Buy the book da 'votions from da 'hood by clicking HERE

Thursday, March 3, 2011

Even

He'd listened to the message attentively enough to have a question for me afterward. That always does my heart some good.

His question?

"Do you mean that even I can get baptized?"

Yes. That was the heart of the message. God loves all of us, offers forgiveness to all of us, and invites us all to the waters of baptism in sacramental relationship with Him. Through it he could fully become a member of the church.

That was a question that my middle-class self had never really pondered.

Even I?

I come from a world where opportunity abounds. I come from a world where inclusion is expected to the point of it being my right to belong. In my world I expect to have a variety of choices of groups who all would (or should) want me to be a member.
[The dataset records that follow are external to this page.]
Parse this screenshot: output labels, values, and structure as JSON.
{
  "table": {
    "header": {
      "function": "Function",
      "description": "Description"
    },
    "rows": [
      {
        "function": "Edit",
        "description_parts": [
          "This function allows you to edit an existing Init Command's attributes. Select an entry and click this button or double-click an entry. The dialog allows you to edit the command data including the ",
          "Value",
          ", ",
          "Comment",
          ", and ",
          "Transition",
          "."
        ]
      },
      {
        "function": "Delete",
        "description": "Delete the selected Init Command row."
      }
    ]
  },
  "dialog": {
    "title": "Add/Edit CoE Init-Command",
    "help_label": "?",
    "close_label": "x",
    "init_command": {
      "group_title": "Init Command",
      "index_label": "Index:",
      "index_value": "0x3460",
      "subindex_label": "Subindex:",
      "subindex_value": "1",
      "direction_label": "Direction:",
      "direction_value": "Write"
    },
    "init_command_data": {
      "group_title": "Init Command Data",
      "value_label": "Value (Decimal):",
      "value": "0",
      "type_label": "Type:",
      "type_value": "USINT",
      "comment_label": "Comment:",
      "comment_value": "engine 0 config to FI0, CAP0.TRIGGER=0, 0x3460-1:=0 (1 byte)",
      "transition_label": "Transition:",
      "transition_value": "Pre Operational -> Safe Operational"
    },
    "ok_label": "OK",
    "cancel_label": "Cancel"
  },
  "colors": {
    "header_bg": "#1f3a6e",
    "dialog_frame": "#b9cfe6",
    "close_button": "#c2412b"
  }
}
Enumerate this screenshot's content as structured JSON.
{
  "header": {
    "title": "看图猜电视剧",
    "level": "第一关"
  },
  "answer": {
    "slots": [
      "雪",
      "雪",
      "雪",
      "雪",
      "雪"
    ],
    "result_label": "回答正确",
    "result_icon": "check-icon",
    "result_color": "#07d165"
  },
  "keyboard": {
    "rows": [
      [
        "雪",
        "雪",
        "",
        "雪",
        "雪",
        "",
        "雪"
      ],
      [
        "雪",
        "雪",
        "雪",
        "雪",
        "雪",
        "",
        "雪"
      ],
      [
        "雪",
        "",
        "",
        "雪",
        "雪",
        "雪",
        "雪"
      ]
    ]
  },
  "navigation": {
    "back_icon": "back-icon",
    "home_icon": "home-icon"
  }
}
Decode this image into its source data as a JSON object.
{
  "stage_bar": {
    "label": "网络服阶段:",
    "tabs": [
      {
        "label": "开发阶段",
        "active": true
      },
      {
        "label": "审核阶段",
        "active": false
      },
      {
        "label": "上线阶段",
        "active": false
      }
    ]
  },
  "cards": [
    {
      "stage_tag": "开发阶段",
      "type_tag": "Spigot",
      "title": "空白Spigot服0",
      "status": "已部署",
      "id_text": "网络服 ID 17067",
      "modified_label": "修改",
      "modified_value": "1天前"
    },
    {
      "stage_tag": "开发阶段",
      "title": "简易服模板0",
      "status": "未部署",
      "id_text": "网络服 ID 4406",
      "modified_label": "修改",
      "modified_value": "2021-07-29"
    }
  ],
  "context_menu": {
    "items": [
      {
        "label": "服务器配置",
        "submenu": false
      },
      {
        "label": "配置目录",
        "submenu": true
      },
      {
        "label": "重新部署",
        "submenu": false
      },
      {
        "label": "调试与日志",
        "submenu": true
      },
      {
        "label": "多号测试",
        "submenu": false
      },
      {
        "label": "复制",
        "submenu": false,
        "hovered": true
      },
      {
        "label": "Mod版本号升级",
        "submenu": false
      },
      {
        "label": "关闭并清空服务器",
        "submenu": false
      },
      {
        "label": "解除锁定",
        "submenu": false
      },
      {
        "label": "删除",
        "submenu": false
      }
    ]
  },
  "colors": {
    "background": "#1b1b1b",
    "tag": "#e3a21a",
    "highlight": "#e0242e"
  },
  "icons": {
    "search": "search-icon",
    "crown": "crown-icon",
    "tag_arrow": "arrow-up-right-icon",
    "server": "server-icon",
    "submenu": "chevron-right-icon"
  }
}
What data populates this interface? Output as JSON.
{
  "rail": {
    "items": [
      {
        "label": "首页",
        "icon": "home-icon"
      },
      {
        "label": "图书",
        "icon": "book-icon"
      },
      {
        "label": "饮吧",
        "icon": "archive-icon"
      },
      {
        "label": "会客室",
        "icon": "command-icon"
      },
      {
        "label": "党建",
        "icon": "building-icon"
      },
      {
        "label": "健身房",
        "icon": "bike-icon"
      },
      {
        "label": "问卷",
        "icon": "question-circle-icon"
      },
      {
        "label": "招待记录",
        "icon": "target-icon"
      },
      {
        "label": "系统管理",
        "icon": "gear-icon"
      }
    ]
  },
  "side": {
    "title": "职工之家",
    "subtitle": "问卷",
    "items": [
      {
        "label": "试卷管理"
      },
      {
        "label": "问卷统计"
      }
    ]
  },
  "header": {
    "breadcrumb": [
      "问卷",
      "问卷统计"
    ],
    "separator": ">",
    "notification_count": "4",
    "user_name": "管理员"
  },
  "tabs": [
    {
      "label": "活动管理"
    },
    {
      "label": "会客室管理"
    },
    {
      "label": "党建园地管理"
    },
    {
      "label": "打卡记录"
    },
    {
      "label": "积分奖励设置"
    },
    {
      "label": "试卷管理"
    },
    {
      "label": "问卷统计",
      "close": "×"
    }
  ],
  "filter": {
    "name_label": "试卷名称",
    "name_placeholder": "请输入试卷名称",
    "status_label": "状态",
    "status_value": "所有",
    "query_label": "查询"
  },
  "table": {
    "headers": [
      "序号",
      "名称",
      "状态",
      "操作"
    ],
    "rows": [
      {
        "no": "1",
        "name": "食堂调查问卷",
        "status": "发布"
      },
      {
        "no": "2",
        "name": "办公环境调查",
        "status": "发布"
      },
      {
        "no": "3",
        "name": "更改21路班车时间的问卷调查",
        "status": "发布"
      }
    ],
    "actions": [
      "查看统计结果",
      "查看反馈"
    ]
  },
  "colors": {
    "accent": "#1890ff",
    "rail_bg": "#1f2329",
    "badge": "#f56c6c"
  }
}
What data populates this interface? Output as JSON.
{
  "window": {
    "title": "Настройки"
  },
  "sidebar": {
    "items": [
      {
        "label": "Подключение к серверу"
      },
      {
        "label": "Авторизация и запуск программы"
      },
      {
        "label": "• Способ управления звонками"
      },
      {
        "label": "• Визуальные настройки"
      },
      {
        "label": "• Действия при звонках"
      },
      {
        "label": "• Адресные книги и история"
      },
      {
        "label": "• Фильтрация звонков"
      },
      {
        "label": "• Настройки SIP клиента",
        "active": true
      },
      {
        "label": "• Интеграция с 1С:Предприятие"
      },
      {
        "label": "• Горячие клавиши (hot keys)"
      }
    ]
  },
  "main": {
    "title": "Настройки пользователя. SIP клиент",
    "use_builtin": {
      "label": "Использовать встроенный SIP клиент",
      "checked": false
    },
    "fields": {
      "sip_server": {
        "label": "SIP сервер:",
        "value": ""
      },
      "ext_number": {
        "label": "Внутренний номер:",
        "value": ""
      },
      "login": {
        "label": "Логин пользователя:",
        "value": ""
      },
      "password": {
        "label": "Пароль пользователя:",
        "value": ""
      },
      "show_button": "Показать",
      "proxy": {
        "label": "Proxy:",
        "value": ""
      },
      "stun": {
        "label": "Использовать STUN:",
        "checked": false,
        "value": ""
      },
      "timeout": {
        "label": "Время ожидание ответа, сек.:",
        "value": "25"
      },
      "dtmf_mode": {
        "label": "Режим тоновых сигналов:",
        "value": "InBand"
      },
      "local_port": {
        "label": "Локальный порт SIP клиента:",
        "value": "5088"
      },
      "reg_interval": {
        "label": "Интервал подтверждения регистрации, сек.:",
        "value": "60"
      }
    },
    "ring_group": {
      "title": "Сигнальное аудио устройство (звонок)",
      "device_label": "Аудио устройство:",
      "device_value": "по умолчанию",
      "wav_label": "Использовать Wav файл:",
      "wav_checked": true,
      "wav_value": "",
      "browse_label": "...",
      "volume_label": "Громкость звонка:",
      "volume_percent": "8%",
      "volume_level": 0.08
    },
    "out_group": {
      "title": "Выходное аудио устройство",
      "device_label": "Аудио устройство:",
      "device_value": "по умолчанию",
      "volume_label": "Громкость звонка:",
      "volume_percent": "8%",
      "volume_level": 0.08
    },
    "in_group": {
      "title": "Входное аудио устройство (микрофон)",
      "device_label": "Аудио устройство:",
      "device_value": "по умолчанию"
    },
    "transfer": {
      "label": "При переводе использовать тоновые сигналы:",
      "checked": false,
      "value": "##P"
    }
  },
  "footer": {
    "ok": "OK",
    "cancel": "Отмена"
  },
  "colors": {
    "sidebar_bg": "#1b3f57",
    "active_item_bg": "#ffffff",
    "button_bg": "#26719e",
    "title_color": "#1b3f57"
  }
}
And in my world sin seems to have limitations. We describe our sinful state with terms like "issues" or "things I struggle with" or "personal weaknesses." Our past behaviors are referred to "youthful indiscretions" or "lapses in judgment." If many people like me are enmeshed in a particular sin, ranging from racism to "fudging" on our taxes, we say something like "that's just how things are" or "that's what everyone does."

My middle class world also has the resources to cover up or deal with our oft unnamed sin. We have financial resources that pay for rehab or cut a child support check each month. We have educational and emotional and family resources that help us navigate through sin-induced crises. We have social resources with polite company that help keep skeletons safely in our closets.

But he didn't have any of these things. His sin, both by nature and actions, had been lived out publicly. They had cost him dearly. There was no glossing over them and no one to pick up the pieces. He bore the scars and carried the stigma of his sin.

Plus, his was not a world full of opportunity. It was a world where exclusion was the norm and any hopes of inclusion had been dead so long that he didn't really remember that that even existed. He never felt that any group had ever wanted him to be a member.

So to be invited, to be welcome, to be included was radical. The hope of forgiveness was true liberation.

This makes me wonder how even I could have been baptized. With my privileged birthright and social safety net, with help in the waiting for my next crisis and my (if I were willing to admit them) skeletons in my closet, could I have even begun to grasp the magnitude of this sacrament?

Even I?

If I were attentive to my own and my social class's sinfulness, might I be more able to fully engage in the radical liberation of the Christ?

That would really do my heart some good.

Lord, free me from the things that keep me captive.